Album Review Amber Arcades - European Heartbreak
3 StarsNostalgic for a dream.

Dutch-born musician Annelotte De Graaf is having some issues with Europe. That much is clear from a stand-out track from Amber Arcades’ second album ‘European Heartbreak’, the appropriately titled ‘Goodnight Europe’ which feels like a break-up song of sorts. “Europe, it’s not you, I’m starting to think it could be me, my left ideals and university degree…” she croons, over a simple, slow-patter of a guitar line.

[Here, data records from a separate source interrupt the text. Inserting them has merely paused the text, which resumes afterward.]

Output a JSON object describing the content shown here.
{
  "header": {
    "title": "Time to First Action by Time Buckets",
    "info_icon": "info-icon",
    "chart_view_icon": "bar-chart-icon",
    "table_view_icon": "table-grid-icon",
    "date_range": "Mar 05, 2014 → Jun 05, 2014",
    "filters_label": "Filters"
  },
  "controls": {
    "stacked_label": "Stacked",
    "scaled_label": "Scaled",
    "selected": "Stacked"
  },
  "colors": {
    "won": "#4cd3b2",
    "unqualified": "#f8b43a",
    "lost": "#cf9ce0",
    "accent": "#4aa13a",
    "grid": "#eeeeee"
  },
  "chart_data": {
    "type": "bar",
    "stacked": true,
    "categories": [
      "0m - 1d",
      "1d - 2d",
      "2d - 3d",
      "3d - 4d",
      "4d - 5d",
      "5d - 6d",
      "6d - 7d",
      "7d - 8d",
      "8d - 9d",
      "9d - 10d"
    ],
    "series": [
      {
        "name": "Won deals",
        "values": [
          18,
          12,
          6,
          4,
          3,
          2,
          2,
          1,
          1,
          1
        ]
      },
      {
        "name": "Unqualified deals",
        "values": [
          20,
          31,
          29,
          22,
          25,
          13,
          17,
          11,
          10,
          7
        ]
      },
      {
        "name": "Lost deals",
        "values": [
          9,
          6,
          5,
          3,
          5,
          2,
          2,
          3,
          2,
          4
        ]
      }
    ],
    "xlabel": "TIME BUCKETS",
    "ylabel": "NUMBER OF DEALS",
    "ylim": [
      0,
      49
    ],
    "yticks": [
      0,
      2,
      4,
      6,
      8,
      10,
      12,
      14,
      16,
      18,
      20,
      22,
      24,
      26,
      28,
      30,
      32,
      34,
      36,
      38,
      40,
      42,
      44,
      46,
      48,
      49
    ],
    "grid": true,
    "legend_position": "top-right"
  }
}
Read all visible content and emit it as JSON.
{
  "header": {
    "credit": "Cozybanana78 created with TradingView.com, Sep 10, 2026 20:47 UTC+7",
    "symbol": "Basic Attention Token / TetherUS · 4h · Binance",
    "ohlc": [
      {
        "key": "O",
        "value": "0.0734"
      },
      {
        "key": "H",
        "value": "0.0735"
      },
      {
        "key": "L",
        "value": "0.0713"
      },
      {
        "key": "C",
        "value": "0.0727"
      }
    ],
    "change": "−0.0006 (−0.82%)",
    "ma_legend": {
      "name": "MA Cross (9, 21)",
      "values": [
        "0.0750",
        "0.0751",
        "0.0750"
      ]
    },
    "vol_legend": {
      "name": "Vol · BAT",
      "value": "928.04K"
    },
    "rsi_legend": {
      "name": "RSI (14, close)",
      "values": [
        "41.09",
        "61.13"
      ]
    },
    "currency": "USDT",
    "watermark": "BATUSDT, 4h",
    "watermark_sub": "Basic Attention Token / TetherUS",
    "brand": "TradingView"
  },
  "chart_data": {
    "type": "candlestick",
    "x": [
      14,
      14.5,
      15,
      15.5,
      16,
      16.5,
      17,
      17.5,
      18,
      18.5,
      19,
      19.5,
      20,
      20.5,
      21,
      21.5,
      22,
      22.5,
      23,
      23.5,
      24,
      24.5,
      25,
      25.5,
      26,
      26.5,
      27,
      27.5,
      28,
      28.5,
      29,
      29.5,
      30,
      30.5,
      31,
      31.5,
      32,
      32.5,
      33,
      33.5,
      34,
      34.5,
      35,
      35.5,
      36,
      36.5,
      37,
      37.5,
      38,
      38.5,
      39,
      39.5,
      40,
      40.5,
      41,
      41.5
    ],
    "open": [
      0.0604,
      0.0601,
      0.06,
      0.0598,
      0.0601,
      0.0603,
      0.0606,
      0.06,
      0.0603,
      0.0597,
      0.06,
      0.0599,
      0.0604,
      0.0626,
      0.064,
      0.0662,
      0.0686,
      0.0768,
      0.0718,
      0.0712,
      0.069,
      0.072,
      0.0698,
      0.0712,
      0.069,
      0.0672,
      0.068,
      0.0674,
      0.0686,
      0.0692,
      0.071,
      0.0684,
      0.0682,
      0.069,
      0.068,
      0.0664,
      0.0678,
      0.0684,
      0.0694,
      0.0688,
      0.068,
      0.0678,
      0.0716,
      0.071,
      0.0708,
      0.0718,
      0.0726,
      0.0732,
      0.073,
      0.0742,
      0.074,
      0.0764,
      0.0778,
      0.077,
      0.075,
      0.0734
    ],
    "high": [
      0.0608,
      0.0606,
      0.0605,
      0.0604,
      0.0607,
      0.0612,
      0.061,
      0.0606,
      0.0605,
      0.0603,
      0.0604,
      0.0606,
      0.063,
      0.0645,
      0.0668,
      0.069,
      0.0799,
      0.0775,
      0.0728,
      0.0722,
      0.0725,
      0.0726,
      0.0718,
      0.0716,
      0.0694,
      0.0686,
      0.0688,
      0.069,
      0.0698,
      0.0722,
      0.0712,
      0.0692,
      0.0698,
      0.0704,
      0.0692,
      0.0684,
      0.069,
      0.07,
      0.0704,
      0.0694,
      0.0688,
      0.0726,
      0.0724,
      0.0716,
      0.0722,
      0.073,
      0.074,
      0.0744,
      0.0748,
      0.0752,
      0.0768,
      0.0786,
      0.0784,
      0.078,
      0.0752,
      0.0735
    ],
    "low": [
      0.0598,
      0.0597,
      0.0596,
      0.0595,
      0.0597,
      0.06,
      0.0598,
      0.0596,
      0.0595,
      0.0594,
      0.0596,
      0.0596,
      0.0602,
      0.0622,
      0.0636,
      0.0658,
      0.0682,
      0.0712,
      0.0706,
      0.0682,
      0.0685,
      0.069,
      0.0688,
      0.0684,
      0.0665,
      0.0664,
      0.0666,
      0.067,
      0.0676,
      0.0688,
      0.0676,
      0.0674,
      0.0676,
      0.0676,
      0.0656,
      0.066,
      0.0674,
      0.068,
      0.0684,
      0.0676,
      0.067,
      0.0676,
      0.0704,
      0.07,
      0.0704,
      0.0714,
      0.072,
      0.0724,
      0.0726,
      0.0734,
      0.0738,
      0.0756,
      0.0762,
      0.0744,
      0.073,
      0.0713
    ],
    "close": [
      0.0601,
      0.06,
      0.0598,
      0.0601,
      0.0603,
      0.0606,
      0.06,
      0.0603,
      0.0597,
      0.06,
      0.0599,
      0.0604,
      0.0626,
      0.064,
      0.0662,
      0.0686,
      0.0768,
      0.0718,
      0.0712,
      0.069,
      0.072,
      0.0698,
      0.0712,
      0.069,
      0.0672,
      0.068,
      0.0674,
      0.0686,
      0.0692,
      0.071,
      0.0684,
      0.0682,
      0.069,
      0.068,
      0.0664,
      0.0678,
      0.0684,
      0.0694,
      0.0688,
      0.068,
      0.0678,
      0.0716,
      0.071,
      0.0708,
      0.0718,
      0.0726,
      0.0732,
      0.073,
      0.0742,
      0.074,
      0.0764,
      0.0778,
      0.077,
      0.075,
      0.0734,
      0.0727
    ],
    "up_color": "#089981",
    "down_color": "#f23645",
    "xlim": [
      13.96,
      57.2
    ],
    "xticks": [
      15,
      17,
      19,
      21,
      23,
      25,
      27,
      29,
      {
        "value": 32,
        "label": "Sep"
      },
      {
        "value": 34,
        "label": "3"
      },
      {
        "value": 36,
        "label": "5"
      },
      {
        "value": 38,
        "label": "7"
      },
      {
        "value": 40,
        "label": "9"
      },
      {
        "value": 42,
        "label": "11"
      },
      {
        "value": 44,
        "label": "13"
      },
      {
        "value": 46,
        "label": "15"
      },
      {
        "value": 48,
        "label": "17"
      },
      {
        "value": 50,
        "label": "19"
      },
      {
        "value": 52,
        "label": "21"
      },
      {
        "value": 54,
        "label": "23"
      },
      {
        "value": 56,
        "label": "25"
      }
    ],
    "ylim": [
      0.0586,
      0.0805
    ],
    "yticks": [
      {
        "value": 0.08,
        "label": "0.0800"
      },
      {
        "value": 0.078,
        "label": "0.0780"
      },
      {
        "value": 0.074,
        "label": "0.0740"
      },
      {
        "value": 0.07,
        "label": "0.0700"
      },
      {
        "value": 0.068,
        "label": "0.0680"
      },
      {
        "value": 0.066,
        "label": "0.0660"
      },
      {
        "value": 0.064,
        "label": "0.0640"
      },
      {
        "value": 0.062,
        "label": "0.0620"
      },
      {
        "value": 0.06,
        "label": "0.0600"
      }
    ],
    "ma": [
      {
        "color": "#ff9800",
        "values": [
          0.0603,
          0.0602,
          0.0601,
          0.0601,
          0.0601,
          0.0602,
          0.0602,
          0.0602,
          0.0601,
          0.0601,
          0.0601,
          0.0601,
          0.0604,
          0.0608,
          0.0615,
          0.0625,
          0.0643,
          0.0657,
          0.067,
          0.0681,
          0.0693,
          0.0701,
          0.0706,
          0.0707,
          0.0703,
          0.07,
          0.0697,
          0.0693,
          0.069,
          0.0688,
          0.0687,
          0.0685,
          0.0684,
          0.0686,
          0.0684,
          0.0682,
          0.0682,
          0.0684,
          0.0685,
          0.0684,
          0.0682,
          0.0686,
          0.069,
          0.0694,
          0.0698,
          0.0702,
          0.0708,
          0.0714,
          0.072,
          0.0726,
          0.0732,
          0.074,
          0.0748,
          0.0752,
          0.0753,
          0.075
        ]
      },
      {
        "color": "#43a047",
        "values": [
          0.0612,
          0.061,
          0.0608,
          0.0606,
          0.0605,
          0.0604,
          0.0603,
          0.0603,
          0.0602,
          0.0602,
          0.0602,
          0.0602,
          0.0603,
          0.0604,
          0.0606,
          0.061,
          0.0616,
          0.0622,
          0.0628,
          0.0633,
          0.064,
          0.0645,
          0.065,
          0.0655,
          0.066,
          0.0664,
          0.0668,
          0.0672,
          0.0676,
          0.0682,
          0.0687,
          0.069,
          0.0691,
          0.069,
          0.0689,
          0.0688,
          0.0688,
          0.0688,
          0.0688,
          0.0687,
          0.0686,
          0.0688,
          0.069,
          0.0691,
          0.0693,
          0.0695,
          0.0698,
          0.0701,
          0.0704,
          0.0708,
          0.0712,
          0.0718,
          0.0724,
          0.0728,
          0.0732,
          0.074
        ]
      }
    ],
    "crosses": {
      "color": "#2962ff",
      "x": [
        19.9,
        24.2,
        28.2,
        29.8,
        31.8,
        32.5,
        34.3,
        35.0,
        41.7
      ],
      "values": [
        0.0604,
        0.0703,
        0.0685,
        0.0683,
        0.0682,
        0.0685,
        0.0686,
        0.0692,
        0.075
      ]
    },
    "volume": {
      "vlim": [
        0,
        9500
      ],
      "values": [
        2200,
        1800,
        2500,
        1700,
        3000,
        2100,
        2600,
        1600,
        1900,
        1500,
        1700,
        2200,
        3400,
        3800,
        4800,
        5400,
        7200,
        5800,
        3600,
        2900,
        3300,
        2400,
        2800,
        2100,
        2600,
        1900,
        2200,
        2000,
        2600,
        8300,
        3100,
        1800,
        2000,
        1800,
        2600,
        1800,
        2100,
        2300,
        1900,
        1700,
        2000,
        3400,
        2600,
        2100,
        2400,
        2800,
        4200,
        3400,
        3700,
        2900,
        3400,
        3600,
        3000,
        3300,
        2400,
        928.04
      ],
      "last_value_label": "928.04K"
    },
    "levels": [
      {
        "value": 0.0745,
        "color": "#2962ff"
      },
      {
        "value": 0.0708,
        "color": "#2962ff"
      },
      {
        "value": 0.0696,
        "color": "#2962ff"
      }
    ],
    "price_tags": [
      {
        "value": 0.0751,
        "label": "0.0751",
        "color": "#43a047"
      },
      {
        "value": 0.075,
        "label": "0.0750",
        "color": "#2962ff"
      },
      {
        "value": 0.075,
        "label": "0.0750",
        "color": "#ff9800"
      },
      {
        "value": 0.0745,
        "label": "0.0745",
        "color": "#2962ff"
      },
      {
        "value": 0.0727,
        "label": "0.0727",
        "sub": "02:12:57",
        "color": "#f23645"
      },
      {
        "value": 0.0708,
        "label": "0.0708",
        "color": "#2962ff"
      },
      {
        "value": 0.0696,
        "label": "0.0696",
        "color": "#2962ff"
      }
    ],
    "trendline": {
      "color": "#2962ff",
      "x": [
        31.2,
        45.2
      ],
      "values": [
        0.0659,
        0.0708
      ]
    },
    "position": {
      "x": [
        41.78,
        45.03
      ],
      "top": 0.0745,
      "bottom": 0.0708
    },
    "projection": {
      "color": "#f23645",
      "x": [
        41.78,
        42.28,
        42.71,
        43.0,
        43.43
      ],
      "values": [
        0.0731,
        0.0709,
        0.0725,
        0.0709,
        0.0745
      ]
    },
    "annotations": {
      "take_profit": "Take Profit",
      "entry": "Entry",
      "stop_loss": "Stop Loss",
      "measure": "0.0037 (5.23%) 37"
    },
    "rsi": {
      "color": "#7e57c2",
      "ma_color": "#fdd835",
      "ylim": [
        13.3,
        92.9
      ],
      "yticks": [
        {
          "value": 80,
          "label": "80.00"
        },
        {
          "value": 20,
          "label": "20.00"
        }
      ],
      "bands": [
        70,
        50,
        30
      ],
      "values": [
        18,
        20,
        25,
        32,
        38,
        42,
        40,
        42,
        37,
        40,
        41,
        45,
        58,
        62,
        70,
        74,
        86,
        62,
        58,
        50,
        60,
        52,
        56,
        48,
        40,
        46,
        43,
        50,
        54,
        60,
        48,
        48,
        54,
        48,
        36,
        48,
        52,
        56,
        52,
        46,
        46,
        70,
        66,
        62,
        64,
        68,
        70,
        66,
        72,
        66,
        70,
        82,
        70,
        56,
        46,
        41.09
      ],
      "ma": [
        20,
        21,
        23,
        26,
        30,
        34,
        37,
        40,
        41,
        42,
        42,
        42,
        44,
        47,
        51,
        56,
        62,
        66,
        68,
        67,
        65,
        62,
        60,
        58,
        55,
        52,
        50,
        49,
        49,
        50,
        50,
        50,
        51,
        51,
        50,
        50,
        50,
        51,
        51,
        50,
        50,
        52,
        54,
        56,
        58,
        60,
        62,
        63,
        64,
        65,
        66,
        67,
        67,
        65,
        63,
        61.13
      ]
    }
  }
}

Elsewhere, the album sounds more like a love letter, filled with a sense of lilting romance. “If it were called American Heartbreak, you wouldn’t bat an eye. Somehow calling it European Heartbreak feels far less comfortable, almost like a statement in itself,” Annelotte explains of the record. It would be hard not to read the album as largely political in the era of Brexit, but it’s really about more than that, commenting on ideas of breakdowns of all sorts - romantic love, a sense of identity, nationality, an economic system - and the album’s selection of songs drift all over the continent in location, from Berlin to Spain to the south of France.
Full of lilting indie-pop, often swelling with trumpets, string sections and a sense of wistfulness, ‘European Heartbreak’ sounds nostalgic for a dream, the realisation of which has long since passed.